WASHINGTON, Feb. 17, 2012 – Today, the Obama administration, in the latest of a series of reckless decisions about America's Arctic Ocean, gave Royal Dutch Shell another approval for drilling this summer. The Bureau of Safety and Environmental Enforcement (BSEE) announcement granted approval of Shell's oil spill response plans even though there is no demonstrated technology to clean up an oil spill in Arctic's icy conditions.
Statement from Cindy Shogan, Executive Director, Alaska Wilderness League:
President Obama made a profound and welcome promise in his State of the Union address saying: ‘I will not back down from making sure an oil company can contain the kind of oil spill we saw in the Gulf two years ago.' The plans for America's Arctic Ocean that were approved today do not live up to the president's promise. As we have seen this week with the blowout at an exploratory well in the North Slope, drilling is a dirty and dangerous business and is a threat to the fragile environment of America's Arctic Ocean. What's more, Shell's approved oil spill response plans include a commitment to clean up 95 percent of all oil spilled in the Arctic using mechanical recovery means – even though only 3 percent was cleaned up in the Gulf last year and only 8 percent was cleaned up after the Exxon Valdez spill.
Administration officials have expressed concerns about spill response in the Arctic saying that Arctic ‘spill response is a question' and if the Deepwater Horizon disaster was ‘to happen off the North Slope of Alaska, we'd have nothing. We're starting from ground zero today.' These concerns are real, as the last public spill drill in the Arctic – that tested booms and skimmers and other conventional methods of oil spill cleanup only in partial sea ice conditions in 2000 – was deemed a failure. Since then, the oil industry has put forth drilling plans that are inadequate, deficient and fail to take into account real-world Arctic conditions.

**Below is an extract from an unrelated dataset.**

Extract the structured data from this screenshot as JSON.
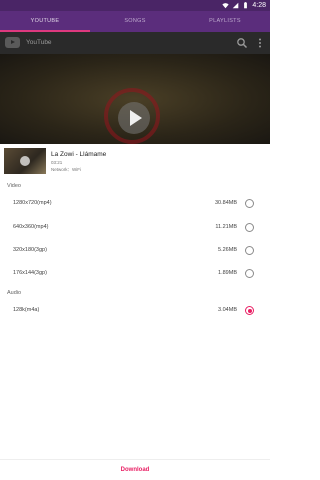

Yesterday, as President Obama traveled to Seattle, media and Arctic experts toured the out of commission Kulluk, the floating drill rig that Royal Dutch Shell plans to send to the Arctic Ocean this summer, in Seattle's Vigor Shipyards. The participants saw an aging Kulluk that has not drilled a well in 18 years and is visibly corroded and rusted.
President Obama has the ability to stop the next oil spill disaster before it happens by not granting Shell's final drilling permits. If President Obama continues to allow Shell to move forward, he could be left with the next major oil spill disaster on his hands – and the destruction of one of our planet's most vital ecosystems.